The Bridge from Persistence to Production: Wiring PCE Preloading into Daemon Startup

A Pivotal Integration Point in the SUPRASEAL_C2 Optimization Pipeline

In the middle of a deep optimization session for Filecoin's Groth16 proof generation pipeline, a single message marks the critical transition from implementing a capability to integrating it into production infrastructure. Message [msg 1603] is deceptively brief — a single bash command with its output — but it represents the moment when the Pre-Compiled Constraint Evaluator (PCE) disk persistence feature crosses the threshold from "working in isolation" to "woven into the live system." This article examines that message in detail, unpacking the reasoning, context, assumptions, and knowledge flows that make it a pivotal juncture in the optimization journey.

The Message

[assistant] Now let me also wire `preload_pce_from_disk` into the daemon startup. Let me check where the daemon initializes:
[bash] grep -rn "engine.*start\|Engine::new\|fn main\|fn start\|preload\|param_cache" extern/cuzk/cuzk-daemon/src/*.rs 2>/dev/null | head -30
34:async fn main() -> Result<()> {
67:    let engine = Arc::new(Engine::new(config.clone()));
68:    engine.start().await?;

Why This Message Was Written: The Motivation and Context

To understand why this message exists, one must trace the arc of the optimization campaign that preceded it. The session had been working through a multi-phase effort to reduce the ~200 GiB peak memory footprint and improve throughput of the SUPRASEAL_C2 Groth16 proof generation pipeline — the computational backbone of Filecoin's Proof-of-Replication (PoRep) protocol.

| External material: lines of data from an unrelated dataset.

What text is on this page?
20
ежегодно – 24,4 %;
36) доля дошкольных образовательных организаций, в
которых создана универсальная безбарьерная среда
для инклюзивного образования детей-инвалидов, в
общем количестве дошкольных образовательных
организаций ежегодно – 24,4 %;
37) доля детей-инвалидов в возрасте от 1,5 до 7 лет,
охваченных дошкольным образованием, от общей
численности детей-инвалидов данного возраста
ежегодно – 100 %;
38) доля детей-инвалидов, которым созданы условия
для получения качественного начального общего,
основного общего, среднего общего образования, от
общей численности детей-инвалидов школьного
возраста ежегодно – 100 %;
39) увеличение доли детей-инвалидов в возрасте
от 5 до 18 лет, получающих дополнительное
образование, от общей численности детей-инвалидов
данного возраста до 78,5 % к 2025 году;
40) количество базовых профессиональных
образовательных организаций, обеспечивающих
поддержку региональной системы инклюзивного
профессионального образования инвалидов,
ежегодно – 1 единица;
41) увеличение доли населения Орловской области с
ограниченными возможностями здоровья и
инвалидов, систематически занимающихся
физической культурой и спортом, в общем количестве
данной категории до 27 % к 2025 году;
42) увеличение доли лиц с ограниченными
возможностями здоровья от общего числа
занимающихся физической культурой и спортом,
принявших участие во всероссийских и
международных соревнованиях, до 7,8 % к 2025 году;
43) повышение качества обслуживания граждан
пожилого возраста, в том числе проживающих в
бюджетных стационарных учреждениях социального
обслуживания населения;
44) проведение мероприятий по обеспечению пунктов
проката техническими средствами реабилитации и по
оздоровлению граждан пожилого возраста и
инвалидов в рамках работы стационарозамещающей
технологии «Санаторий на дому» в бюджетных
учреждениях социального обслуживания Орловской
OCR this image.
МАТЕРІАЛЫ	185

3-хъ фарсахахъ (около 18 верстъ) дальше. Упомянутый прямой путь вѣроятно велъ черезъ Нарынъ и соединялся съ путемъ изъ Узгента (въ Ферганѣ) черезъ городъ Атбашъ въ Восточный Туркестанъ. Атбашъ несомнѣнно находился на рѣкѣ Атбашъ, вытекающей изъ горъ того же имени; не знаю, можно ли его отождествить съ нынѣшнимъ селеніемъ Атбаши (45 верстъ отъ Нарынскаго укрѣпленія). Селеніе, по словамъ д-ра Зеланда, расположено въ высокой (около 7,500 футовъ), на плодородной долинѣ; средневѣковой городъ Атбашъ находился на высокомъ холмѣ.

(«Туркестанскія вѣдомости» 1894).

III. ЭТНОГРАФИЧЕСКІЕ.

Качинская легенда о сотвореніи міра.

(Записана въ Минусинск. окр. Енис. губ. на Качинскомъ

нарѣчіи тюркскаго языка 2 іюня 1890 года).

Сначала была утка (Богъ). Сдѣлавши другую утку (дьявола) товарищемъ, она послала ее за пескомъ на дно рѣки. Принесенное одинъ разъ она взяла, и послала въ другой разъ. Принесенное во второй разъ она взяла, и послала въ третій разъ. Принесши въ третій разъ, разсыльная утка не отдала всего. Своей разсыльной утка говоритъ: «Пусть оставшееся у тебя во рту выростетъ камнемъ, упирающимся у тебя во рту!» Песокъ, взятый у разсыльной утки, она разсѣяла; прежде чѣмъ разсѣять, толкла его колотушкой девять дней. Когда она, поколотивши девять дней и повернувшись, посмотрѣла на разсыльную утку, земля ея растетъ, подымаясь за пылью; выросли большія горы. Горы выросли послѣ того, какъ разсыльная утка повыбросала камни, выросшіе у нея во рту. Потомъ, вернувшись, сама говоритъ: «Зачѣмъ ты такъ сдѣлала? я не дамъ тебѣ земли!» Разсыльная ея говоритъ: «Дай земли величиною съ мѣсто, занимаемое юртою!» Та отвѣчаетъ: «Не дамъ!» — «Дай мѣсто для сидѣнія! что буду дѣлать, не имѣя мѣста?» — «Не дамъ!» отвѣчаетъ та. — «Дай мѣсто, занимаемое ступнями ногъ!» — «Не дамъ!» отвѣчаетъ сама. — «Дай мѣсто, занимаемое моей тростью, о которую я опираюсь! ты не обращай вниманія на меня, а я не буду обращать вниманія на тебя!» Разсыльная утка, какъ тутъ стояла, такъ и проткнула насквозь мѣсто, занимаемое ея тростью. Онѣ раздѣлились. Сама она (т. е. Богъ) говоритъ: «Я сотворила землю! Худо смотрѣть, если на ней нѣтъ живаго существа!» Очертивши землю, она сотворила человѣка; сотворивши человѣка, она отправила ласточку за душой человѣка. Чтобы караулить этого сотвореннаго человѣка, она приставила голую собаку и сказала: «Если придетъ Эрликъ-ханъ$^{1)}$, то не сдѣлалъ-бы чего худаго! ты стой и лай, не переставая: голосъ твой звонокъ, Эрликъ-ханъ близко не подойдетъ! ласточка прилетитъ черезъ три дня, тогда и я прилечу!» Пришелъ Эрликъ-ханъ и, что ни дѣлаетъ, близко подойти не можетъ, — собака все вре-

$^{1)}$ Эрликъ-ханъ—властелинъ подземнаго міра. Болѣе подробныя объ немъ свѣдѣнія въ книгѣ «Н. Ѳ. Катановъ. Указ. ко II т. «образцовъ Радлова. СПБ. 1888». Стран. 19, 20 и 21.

In Phase 5, the team designed and implemented the Pre-Compiled Constraint Evaluator (PCE). The core insight was simple yet powerful: the PoRep circuit has a fixed R1CS structure — the constraint matrices A, B, and C are identical for every proof; only the witness vector changes. Yet the existing pipeline rebuilt approximately 130 million LinearCombination objects per partition per proof, a staggering redundancy. PCE eliminated this by extracting the R1CS structure once and caching it, then evaluating constraints via a fast sparse matrix-vector (MatVec) multiplication.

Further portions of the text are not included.